If the user hits the refresh key a random number of times, and then rolls the dice to randomly selects 4 words from among the ones you present, and then rolls the dice to shuffle those words into a random order to generate the 4-word Diceware passphrase, then (again assuming
/dev/random is not broken) I can a priori calculate that it has no effect — the user still has 51.7 bits of password strength.
If the user thinks that’s not enough password strength, then I think your system should allow the user to add additional letters, symbols, words, etc.

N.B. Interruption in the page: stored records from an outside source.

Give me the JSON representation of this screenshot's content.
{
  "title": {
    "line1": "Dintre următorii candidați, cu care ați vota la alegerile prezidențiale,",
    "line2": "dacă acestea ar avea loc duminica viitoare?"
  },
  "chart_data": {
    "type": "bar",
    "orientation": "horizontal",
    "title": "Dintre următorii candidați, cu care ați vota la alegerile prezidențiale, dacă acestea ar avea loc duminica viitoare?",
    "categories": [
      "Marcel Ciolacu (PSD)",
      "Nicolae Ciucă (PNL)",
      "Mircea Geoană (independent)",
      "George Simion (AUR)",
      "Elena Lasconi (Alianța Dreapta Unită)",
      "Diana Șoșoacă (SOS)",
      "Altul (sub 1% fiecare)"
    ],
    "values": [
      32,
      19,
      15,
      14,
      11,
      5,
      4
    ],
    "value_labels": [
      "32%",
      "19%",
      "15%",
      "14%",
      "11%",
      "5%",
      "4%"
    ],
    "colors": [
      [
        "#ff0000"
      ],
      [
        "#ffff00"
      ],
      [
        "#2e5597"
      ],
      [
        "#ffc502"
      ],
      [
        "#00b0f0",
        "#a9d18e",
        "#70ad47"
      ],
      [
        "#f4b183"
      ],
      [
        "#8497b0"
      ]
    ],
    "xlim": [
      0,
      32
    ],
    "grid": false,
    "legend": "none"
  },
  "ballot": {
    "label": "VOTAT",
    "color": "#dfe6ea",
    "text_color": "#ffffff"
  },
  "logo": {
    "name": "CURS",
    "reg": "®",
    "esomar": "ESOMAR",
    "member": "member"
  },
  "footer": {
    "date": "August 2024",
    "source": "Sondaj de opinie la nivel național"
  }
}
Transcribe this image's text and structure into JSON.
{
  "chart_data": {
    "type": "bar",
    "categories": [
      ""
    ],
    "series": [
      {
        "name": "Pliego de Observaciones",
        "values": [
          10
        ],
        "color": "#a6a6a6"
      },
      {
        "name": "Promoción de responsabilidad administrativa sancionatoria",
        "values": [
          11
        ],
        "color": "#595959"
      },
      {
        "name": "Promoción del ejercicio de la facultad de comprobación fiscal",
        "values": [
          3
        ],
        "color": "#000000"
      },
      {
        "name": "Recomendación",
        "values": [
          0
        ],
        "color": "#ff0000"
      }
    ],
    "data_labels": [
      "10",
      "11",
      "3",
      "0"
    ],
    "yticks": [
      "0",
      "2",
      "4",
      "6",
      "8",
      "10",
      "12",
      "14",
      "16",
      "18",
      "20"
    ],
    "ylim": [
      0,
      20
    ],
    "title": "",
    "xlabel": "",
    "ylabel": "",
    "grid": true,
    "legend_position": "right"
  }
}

effects of non-random selection
Your user is unlikely to make a completely random selection, but that’s OK. In the worst case — your user puts things in alphabetical order or chooses some other order, and the attacker somehow knows exactly what order that is,
you’ve lost -ln2( 4! ) = -4.6 bits of password strength from a 4-word Dialdice passphrase.
If we assume the user always rejects certain words, and keeps refreshing until he can make a passphrase without those words, and those words make up about 1/6 of the dictionary, and somehow the attacker knows which words those are, then for a 4-word Dialdice passphrase we’ve lost about -1 total bit of password strength.
(The worst case is a loss of N bits of password strength for every 2^N times the user pushes the refresh button — but that doesn’t seem to be realistic to me).
The combination of these two effects results in your users having 46.1 bits of password strength with a 4-word Dialdice passphrase — stronger than the 10-random-character password, and much easier to memorize.
If you later think that’s not enough password strength, it’s pretty straightforward to increase the minimum number of words in the passphrase,
or switch to a wordlist with more words in it, or both.
(You could use the approach in “Migrate old md5 passwords to bcrypt passwords” to force everyone with old, low-strength passwords to upgrade to new, higher-strength passwords).
That sounds great to me.
The idea of the xkcd comic is to generate a passphrase based on 4 words from a small dictionary of about 2000 to 3000 extremely common words.
If you let users pick words from a refreshable list, you significantly reduce entropy. The same is true for letting them change the order. Have a look at XKCD #936: Short complex password, or long dictionary passphrase?
Therefore you need to provide a much larger dictionary with less common words to compensate.
On the practical side: Users don’t like typing in long passwords, especially on devices without a proper keyboard.